Captain Watson was born on a farm on the north line of Crawford county, near Cato, Kansas, in 1872, a son of Captain Alexander M. and Sarah Jane (Hadley) Watson, whose life history is given elsewhere in this volume. When he was quite young his father and family moved to a farm in Cherokee county, where he passed the years in farm and school work until the age of seventeen. He went through the high school at Pittsburg, and then took up the study of law in the office of John Randolph, of Pittsburg. He later attended the law department of the State University at Lawrence, where he graduated in 1896, being admitted to practice in the supreme court at the same time. He immediately began the practice of law at Pittsburg, and in April, 1897, was elected to the office of justice of the peace, being the youngest man ever elected to that office in this county. Up to the time of his election he had been a member of the law firm of Fuller, Randolph and Watson, but after his election the business of his office was of such magnitude that it took all his time and attention.

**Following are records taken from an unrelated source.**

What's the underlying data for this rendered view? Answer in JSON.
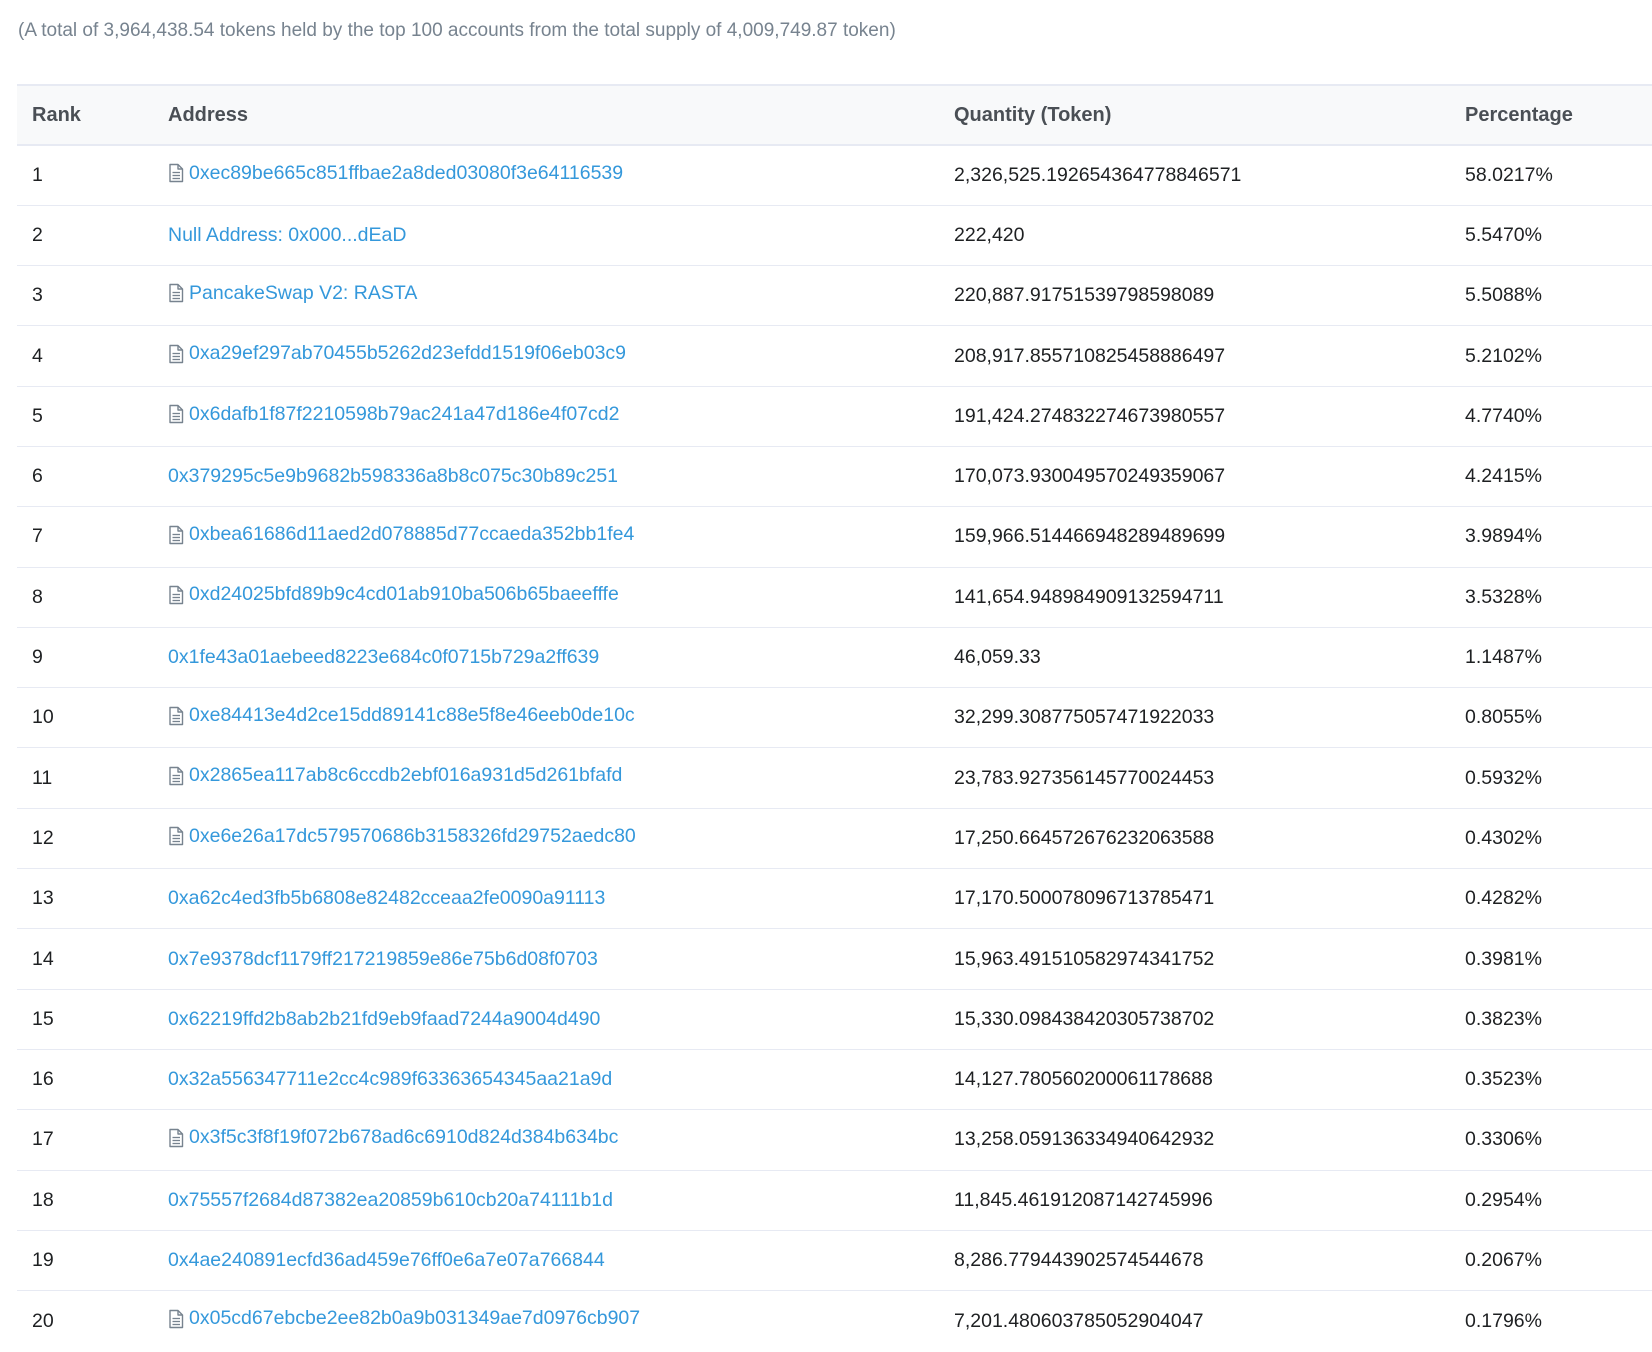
{
  "summary": "(A total of 3,964,438.54 tokens held by the top 100 accounts from the total supply of 4,009,749.87 token)",
  "table": {
    "headers": {
      "rank": "Rank",
      "address": "Address",
      "quantity": "Quantity (Token)",
      "percentage": "Percentage"
    },
    "rows": [
      {
        "rank": "1",
        "address": "0xec89be665c851ffbae2a8ded03080f3e64116539",
        "is_contract": true,
        "quantity": "2,326,525.19265436477884657​1",
        "percentage": "58.0217%"
      },
      {
        "rank": "2",
        "address": "Null Address: 0x000...dEaD",
        "is_contract": false,
        "quantity": "222,420",
        "percentage": "5.5470%"
      },
      {
        "rank": "3",
        "address": "PancakeSwap V2: RASTA",
        "is_contract": true,
        "quantity": "220,887.91751539798598089",
        "percentage": "5.5088%"
      },
      {
        "rank": "4",
        "address": "0xa29ef297ab70455b5262d23efdd1519f06eb03c9",
        "is_contract": true,
        "quantity": "208,917.855710825458886497",
        "percentage": "5.2102%"
      },
      {
        "rank": "5",
        "address": "0x6dafb1f87f2210598b79ac241a47d186e4f07cd2",
        "is_contract": true,
        "quantity": "191,424.274832274673980557",
        "percentage": "4.7740%"
      },
      {
        "rank": "6",
        "address": "0x379295c5e9b9682b598336a8b8c075c30b89c251",
        "is_contract": false,
        "quantity": "170,073.930049570249359067",
        "percentage": "4.2415%"
      },
      {
        "rank": "7",
        "address": "0xbea61686d11aed2d078885d77ccaeda352bb1fe4",
        "is_contract": true,
        "quantity": "159,966.514466948289489699",
        "percentage": "3.9894%"
      },
      {
        "rank": "8",
        "address": "0xd24025bfd89b9c4cd01ab910ba506b65baeefffe",
        "is_contract": true,
        "quantity": "141,654.948984909132594711",
        "percentage": "3.5328%"
      },
      {
        "rank": "9",
        "address": "0x1fe43a01aebeed8223e684c0f0715b729a2ff639",
        "is_contract": false,
        "quantity": "46,059.33",
        "percentage": "1.1487%"
      },
      {
        "rank": "10",
        "address": "0xe84413e4d2ce15dd89141c88e5f8e46eeb0de10c",
        "is_contract": true,
        "quantity": "32,299.308775057471922033",
        "percentage": "0.8055%"
      },
      {
        "rank": "11",
        "address": "0x2865ea117ab8c6ccdb2ebf016a931d5d261bfafd",
        "is_contract": true,
        "quantity": "23,783.927356145770024453",
        "percentage": "0.5932%"
      },
      {
        "rank": "12",
        "address": "0xe6e26a17dc579570686b3158326fd29752aedc80",
        "is_contract": true,
        "quantity": "17,250.664572676232063588",
        "percentage": "0.4302%"
      },
      {
        "rank": "13",
        "address": "0xa62c4ed3fb5b6808e82482cceaa2fe0090a91113",
        "is_contract": false,
        "quantity": "17,170.500078096713785471",
        "percentage": "0.4282%"
      },
      {
        "rank": "14",
        "address": "0x7e9378dcf1179ff217219859e86e75b6d08f0703",
        "is_contract": false,
        "quantity": "15,963.491510582974341752",
        "percentage": "0.3981%"
      },
      {
        "rank": "15",
        "address": "0x62219ffd2b8ab2b21fd9eb9faad7244a9004d490",
        "is_contract": false,
        "quantity": "15,330.098438420305738702",
        "percentage": "0.3823%"
      },
      {
        "rank": "16",
        "address": "0x32a556347711e2cc4c989f63363654345aa21a9d",
        "is_contract": false,
        "quantity": "14,127.780560200061178688",
        "percentage": "0.3523%"
      },
      {
        "rank": "17",
        "address": "0x3f5c3f8f19f072b678ad6c6910d824d384b634bc",
        "is_contract": true,
        "quantity": "13,258.059136334940642932",
        "percentage": "0.3306%"
      },
      {
        "rank": "18",
        "address": "0x75557f2684d87382ea20859b610cb20a74111b1d",
        "is_contract": false,
        "quantity": "11,845.461912087142745996",
        "percentage": "0.2954%"
      },
      {
        "rank": "19",
        "address": "0x4ae240891ecfd36ad459e76ff0e6a7e07a766844",
        "is_contract": false,
        "quantity": "8,286.779443902574544678",
        "percentage": "0.2067%"
      },
      {
        "rank": "20",
        "address": "0x05cd67ebcbe2ee82b0a9b031349ae7d0976cb907",
        "is_contract": true,
        "quantity": "7,201.480603785052904047",
        "percentage": "0.1796%"
      }
    ]
  },
  "icons": {
    "contract": "file-document-icon"
  },
  "colors": {
    "link": "#3498db",
    "muted_text": "#77838f",
    "border": "#e7eaf3",
    "header_bg": "#f8f9fa"
  }
}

His thorough knowledge of law combined with his judicial habits of mind so that he transacted with energy and expedition and utmost impartiality the large amount of business coming before him as justice of the peace.

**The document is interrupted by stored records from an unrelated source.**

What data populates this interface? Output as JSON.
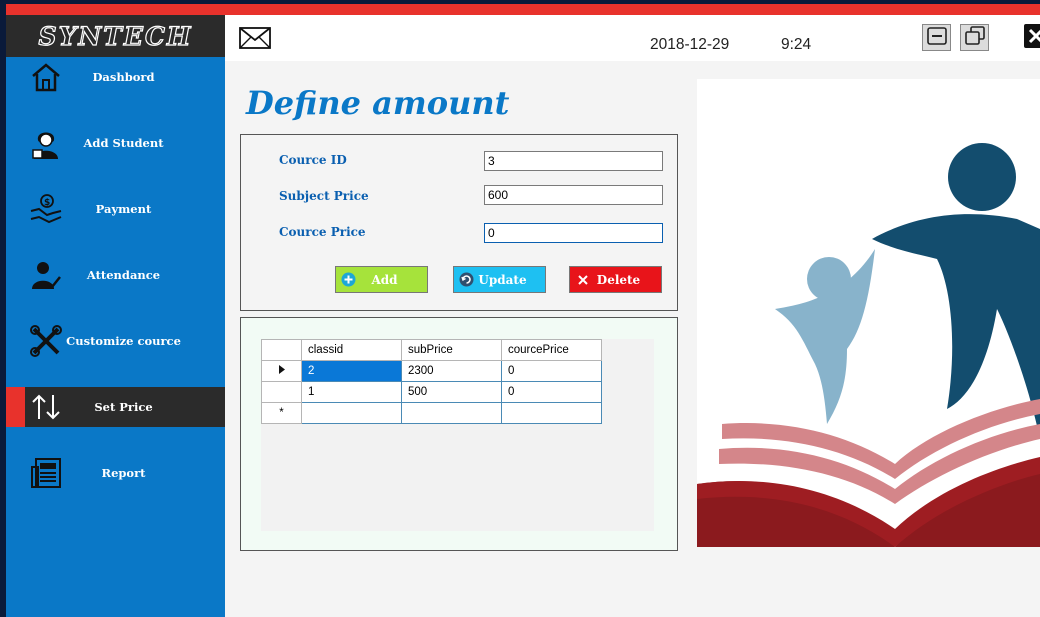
{
  "app": {
    "brand": "SYNTECH"
  },
  "header": {
    "date": "2018-12-29",
    "time": "9:24"
  },
  "sidebar": {
    "items": [
      {
        "label": "Dashbord",
        "icon": "house-icon"
      },
      {
        "label": "Add Student",
        "icon": "student-icon"
      },
      {
        "label": "Payment",
        "icon": "handshake-payment-icon"
      },
      {
        "label": "Attendance",
        "icon": "user-check-icon"
      },
      {
        "label": "Customize cource",
        "icon": "tools-icon"
      },
      {
        "label": "Set Price",
        "icon": "up-down-arrows-icon",
        "active": true
      },
      {
        "label": "Report",
        "icon": "newspaper-icon"
      }
    ]
  },
  "page": {
    "title": "Define amount"
  },
  "form": {
    "course_id": {
      "label": "Cource ID",
      "value": "3"
    },
    "subject_price": {
      "label": "Subject Price",
      "value": "600"
    },
    "course_price": {
      "label": "Cource Price",
      "value": "0"
    },
    "add_label": "Add",
    "update_label": "Update",
    "delete_label": "Delete"
  },
  "grid": {
    "columns": [
      "classid",
      "subPrice",
      "courcePrice"
    ],
    "rows": [
      [
        "2",
        "2300",
        "0"
      ],
      [
        "1",
        "500",
        "0"
      ]
    ],
    "new_row_marker": "*"
  },
  "colors": {
    "accent_blue": "#0a78c7",
    "accent_red": "#e8322c",
    "add_button": "#a6e33b",
    "update_button": "#1ec0f2",
    "delete_button": "#e8141a"
  }
}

April 27, 1898, two days after the formal declaration of war on the part of the United States, Mr. Watson left his office and went to the recruiting quarters in Pittsburg and enlisted as a private in Company D, of the famous Twentieth Kansas Volunteers, under Colonel (afterward brigadier general) Fred Funston. He enlisted on the first day that volunteer enlistments were received in Kansas. He was almost immediately elected first lieutenant of the company, and shortly afterward went to San Francisco, California, where the company remained in camp equipping and drilling for six months; then sailed for the Philippines and engaged in active service. He was with his company in the many trying marches, battles and skirmishes that fell to the lot of the brave and gallant Twentieth Kansas. On March 23, 1899, he was promoted to captain and assigned to Company E of the same regiment. On March 29 following he was wounded in the breast by a Remington bullet, at the battle of Guiguinto, Luzon, and he still carries that ball in his body. He was carried off the field, and at the time was not expected to live. He came home on the hospital ship Relief, arriving at San Francisco August 29. After recovering from his wound he was offered a commission in the Fortieth United States Volunteer Infantry, which was accepted to date from August 17, 1899. Shortly after joining his new regiment he was offered a detail as aide de camp on the staff of General Funston, but preferred to remain in the line command as captain of a company. He was accordingly assigned to Company M, Fortieth United States Volunteers, and sailed again for the Philippines November 17, 1899, having been previously mustered out of the Twentieth Kansas on October 28. At the siege of Cagayan, in Mindinao, on April 7, 1900, Captain Watson was again wounded by a bullet in the foot, and the wound was of such a serious nature, resulting in blood poison, that he was sent to the hospital at Manila, nearly a thousand miles away, where is was found necessary to amputate his leg just below the knee. He is thus the second member of the family to lose a limb in his country's service. Being permanently disabled for active field service, he returned home and received his honorable discharge from the army July 1, 1901, after three years and three months of honorable devotion to the flag of the republic borne into distant seas.

Captain Watson spent some time in recuperating his health, and then resumed his law practice in Pittsburg. He was building up a very representative and lucrative practice, when he was appointed postmaster of Pttsburg, receiving his commission on April 1, 1902. He still retains, however, his place in the legal profession, in which he intends to engage when he relinquishes his present office.

On November 11, 1899, before sailing for the second time to the orient, Captain Watson was married at Pittsburg to Miss Lotta Lindburg, a daughter of John R. Lindburg, president of the First National Bank of Pittsburg, whose history appears elsewhere in this work. Captain Watson is commander of the Wilder S. Metcalf Camp No. 3, of the Army of the Philippines. He and his wife are highly esteemed in the social circles of Pittsburg, and his talents and brilliant army record make him a person in whom the citizens of Pittsburg take a great deal of pride.